We cannot afford to think about or advocate for abortion without this broader context: Though pregnancy rates are going down in Memphis, due in part to the influx of free long-acting reversible contraception women and girls can access from several providers across the city, our sexually transmitted disease rates are on the rise. Young people do not have access to comprehensive reproductive and sexual health education across the state due to conservative ideology. And while the overall focus has been placed on teen pregnancy prevention, it is only part of a broader focus of comprehensive offerings imperative to young people’s ability to identify and navigate healthy and unhealthy relationships, survive, and thrive.

Memphis is among the hardest-hit areas in the country for new HIV infections among Black men who have sex with men, and yet there is no focus on Black women’s health—for the Black women who are the wives, girlfriends, and lovers of these same men who remain with them in order to hold positions of authority and survive under the judgmental gaze of those who are morally in conflict with other people’s lives and sexuality.
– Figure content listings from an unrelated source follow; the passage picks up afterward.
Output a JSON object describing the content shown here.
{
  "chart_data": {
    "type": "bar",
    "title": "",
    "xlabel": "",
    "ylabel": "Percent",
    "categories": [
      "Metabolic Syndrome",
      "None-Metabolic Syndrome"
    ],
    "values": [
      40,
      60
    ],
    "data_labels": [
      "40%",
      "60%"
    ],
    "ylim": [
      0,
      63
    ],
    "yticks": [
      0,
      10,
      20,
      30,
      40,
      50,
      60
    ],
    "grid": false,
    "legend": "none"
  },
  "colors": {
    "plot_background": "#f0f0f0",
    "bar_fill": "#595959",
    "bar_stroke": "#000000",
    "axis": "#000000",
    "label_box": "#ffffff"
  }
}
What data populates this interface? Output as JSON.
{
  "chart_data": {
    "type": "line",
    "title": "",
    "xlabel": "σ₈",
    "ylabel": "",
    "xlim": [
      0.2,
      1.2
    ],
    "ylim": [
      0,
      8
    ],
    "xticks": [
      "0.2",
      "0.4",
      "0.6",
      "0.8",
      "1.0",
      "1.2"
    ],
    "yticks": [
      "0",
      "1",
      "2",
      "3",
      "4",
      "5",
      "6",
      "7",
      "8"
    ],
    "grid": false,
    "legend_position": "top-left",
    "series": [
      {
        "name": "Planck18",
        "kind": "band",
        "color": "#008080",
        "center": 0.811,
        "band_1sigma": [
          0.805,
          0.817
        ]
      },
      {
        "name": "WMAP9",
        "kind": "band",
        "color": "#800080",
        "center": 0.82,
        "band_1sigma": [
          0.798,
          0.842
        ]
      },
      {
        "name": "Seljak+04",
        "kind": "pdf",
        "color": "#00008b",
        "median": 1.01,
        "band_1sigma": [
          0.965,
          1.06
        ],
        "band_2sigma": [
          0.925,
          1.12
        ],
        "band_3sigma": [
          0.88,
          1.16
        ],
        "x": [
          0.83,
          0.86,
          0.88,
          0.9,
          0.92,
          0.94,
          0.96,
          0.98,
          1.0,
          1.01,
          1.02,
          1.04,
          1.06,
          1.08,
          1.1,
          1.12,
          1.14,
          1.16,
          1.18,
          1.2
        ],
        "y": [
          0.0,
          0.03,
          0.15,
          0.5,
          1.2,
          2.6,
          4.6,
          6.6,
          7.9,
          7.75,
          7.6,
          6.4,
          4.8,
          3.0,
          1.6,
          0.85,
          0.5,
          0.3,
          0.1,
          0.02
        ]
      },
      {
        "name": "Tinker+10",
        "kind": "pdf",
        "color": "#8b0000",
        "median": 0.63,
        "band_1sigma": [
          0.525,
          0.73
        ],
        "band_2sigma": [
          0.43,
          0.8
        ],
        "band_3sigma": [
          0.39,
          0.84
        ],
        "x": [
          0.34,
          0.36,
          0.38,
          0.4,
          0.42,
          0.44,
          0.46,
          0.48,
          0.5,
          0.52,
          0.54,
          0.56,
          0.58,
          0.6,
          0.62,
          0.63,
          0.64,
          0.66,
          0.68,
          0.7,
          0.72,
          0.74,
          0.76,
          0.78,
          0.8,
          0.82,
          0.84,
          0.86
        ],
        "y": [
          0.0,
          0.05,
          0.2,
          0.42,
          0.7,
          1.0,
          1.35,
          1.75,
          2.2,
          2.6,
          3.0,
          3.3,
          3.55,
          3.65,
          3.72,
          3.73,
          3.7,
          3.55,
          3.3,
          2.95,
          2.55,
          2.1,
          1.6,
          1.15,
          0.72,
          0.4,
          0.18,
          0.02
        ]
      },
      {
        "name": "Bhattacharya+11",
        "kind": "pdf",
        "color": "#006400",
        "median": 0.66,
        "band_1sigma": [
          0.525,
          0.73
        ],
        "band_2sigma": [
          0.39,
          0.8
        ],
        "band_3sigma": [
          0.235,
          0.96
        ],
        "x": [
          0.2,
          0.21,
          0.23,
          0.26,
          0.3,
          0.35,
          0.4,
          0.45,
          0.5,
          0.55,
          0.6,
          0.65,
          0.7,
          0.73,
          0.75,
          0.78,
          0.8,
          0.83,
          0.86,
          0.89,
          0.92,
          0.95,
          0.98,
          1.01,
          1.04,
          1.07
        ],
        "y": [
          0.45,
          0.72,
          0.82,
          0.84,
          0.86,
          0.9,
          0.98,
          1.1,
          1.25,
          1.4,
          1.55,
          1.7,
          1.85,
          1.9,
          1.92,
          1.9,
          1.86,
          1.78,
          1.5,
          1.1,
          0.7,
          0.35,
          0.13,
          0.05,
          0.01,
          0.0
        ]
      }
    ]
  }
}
Domestic violence shelters across the state are at capacity with no other alternative but to turn away women and children in desperate need of protection from violent partners. And currently, Memphis is wading through a backlog of rape kits dating back to the mid-1970s.

Women and girls in the state, and across the country, have lived experiences that might lead them to make the same choice as Anna Yocca. We must defend and uphold the human rights of Black women and women of color, young women, poor white women, rural women, HIV-positive women, trans men, and low-wage workers as we fight for safe, legal, and affordable abortion.

It is not the job of lawmakers, district attorneys, or health-care workers to police our bodies or pregnancies, or to inflict their personal religious beliefs onto our lives and futures. However, it is the job of Tennesseans to make sure women and girls have access to life- and health-affirming health care. As advocates, our job is to make sure that no woman on this side of the new millennium should fear arrest or incarceration for trying to end a pregnancy, experiencing a miscarriage, stillbirth, or for seeking medical treatment in any of these circumstances. It is our job to fight for justice for Anna Yocca, because she is our sister, mother, aunt, cousin, daughter, friend, and neighbor.

SisterReach is calling on everyone to stand with us and our co-laborers in Tennessee as we demand that the Rutherford County district attorney, the Tennessee legislature, and our fellow residents take a step back to look beyond the shock of what Yocca reportedly did and think about the conditions women and girls in Tennessee are forced to live under—to what kind of future we want for women and girls across Tennessee.

As a Black woman who knows exactly what a lack of abortion access before Roe meant for Black women, I cannot help but cringe at the thought of what tragedy we will face if Tennessee does not reconsider its position in interfering with women’s health-care decisions.

As we move deeper into a holiday season that admonishes all of us to have “peace on Earth” and “good will toward men,” I hope and pray that we broaden our scope of understanding to include all people, including Anna Yocca and every woman and girl like her.